В шесть лет бабушка впервые повела меня в музыкальный театр на «Лебединое озеро». Я знала, что балет – это когда только танцуют и ничего не говорят. Танец сводился для меня к чинной «полечке» и тяжеловесному гопаку на утреннике в детском саду, и я заранее с тоской представляла себе, как в театре на сцене взрослые мужчины и женщины три часа будут перебирать ногами, подскакивать и приседать.
Был мрачный дождливый день, серые улицы, давка в троллейбусе, толпа в театральном гардеробе. Следовало непременно снять сапоги и надеть лаковые красные туфли, которые я ненавидела. Нас толкали, один мой сапог упал и тут же был затоптан толпой. Бабушка нервничала и злилась. Я едва сдерживала слезы. Сапог найти не удалось, раздался третий звонок, строгие старушки в синих костюмах закричали: «Быстрее! Вы опоздаете!»
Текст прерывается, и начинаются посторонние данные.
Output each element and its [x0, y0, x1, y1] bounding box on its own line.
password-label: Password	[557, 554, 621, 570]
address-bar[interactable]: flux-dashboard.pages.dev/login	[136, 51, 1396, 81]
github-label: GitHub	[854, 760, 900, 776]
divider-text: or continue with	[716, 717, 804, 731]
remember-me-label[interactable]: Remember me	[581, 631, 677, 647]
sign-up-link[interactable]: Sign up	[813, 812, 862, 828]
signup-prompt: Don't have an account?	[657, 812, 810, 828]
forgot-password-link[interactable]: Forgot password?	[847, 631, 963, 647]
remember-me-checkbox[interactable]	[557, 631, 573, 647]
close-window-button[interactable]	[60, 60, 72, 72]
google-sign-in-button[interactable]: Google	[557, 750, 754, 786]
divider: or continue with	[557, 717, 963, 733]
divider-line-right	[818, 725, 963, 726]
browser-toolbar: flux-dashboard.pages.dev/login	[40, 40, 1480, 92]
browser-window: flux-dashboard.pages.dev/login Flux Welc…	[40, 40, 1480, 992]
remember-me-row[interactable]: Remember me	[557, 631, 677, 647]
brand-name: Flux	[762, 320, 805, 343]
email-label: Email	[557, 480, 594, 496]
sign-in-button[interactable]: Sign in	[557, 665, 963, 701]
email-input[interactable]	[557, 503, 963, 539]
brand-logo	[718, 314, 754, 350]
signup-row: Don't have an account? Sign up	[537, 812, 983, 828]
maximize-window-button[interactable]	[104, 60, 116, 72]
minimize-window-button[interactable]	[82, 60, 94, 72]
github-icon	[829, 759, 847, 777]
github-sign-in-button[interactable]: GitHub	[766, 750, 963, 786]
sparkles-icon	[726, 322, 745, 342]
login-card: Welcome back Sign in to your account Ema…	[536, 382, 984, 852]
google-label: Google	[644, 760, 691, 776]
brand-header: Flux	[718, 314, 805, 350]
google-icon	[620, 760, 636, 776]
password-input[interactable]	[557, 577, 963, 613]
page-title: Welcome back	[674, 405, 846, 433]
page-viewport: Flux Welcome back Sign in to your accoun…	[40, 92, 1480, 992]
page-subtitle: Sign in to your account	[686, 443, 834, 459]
В зале погас свет. В темноте, извиняясь, задевая чужие колени, мы добрались наконец до своих мест. Из ямы под сценой звучала музыка, нежная, но довольно скучная. Я почти каждый день слышала ее по радио. Передо мной, в проемах между затылками, не было ничего, кроме занавеса. Я думала о своем сапоге. Бабушка грозным шепотом требовала, чтобы я перестала ерзать. Я уже готова была тихо сползти с кресла, спрятаться под ним и немного поспать, потому что мои сны были куда интересней этого унылого зала с его тяжелым занавесом и музыкой из ямы.
Но тут занавес открылся. Сначала я испугалась, что действительно уснула и бабушка будет меня ругать, ибо спать в театре неприлично. На всякий случай я ущипнула себя и потерла глаза. То, что происходило на сцене, было похоже на один из лучших моих снов, только там я сама летала, а здесь это делали другие.
Таинственный, невозможный мир, о котором я всегда знала, но никому не говорила, существовал на самом деле, я видела, как сказочные существа легко парят в воздухе, кружатся, рассказывают красивую историю не словами, а руками, ногами, телом. Я сразу полюбила музыку из ямы, потому, что именно она помогала обычным живым людям стать невесомыми.
Спектакль кончился, под гром аплодисментов танцовщики выходили на поклоны. Я пробралась ближе к сцене, увидела, как они тяжело дышат, какие они потные и счастливые, как сильно у них накрашены глаза.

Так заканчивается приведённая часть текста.